I had a million relapses. I was a slow learner.

What's your sobriety status now?

It's been a long time since I fucking brought out a needle, that's for sure. It's a new frontier — I don't drink and don't smoke cigarettes. Tobacco was a hard kick, a brutal kick.

Can you explain the Algebra of Need, as William Burroughs calls it?

It's an addiction to addiction. You become strung out on needing something. You can get off heroin and still behave like a junkie, which is kind of terrifying. That's how it worked for me — always feeling cornered and desperate, still using people, still thinking in terms of, if I don't get this or that. Junkies are just a species of humans with one aspect amplified, which is rank, terrifying, nonstop need. When you're a junkie, you consolidate your problems so essentially you only have one problem — getting heroin. You don't sweat all the other stuff, like rent, relationships, jobs, showing up for work or what's going to happen tomorrow when you give your car to some guy named Rex.

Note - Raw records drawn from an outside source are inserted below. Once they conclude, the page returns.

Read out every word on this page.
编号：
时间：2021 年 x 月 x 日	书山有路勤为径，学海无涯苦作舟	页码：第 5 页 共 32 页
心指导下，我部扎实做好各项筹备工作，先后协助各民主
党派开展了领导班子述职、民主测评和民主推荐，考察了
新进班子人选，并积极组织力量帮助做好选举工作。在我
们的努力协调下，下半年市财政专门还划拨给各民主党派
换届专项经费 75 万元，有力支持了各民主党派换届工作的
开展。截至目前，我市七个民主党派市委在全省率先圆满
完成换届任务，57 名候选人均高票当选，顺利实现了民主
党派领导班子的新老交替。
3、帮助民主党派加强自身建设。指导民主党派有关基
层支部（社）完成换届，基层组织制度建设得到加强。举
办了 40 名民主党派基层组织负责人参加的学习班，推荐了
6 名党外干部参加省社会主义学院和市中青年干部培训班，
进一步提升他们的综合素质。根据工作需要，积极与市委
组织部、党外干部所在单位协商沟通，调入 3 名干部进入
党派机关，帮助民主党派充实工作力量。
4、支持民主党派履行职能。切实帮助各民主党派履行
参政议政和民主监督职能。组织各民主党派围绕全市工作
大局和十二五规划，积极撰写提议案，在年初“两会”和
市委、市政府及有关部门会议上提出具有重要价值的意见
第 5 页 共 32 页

Better writer: Gellhorn or Hemingway?

Martha Gellhorn was a bigger badass than Hemingway. She had more balls. She lied her way into covering the invasion of Normandy on D-Day and was actually there on the beach while the rest of the press corps was safely ensconced on a distant ship. Hemingway was with the other journalists on the government-sanctioned ship.

Bush drove you crazy. How is Obama doing?

If I were a Pakistani child and I saw that drone coming, I wouldn't be too happy about the job Obama is doing.

As an American, how do you feel he's doing?

I have the same opinion as a Pakistani child. Those kinds of maneuvers are disgusting and unforgivable and murderous.

Do you believe in God?

It depends what time of day you ask. Let's just say I err on the side of spirituality over religiosity — although I do sacrifice animals on a regular basis.

The Heroin Chronicles' book launch party will be held Thursday, Jan. 17 at 7 p.m. at Book Soup in West Hollywood. Stahl and contributors Antonia Crane, Ava Stander, Michael Albo and Gary Phillips will attend.

Other local readings include Feb. 7 at 7:30 p.m. at Skylight Books, 1818 Vermont Ave., and Feb. 15, 7 p.m. at Stories Books & Cafe, 1716 Sunset Blvd.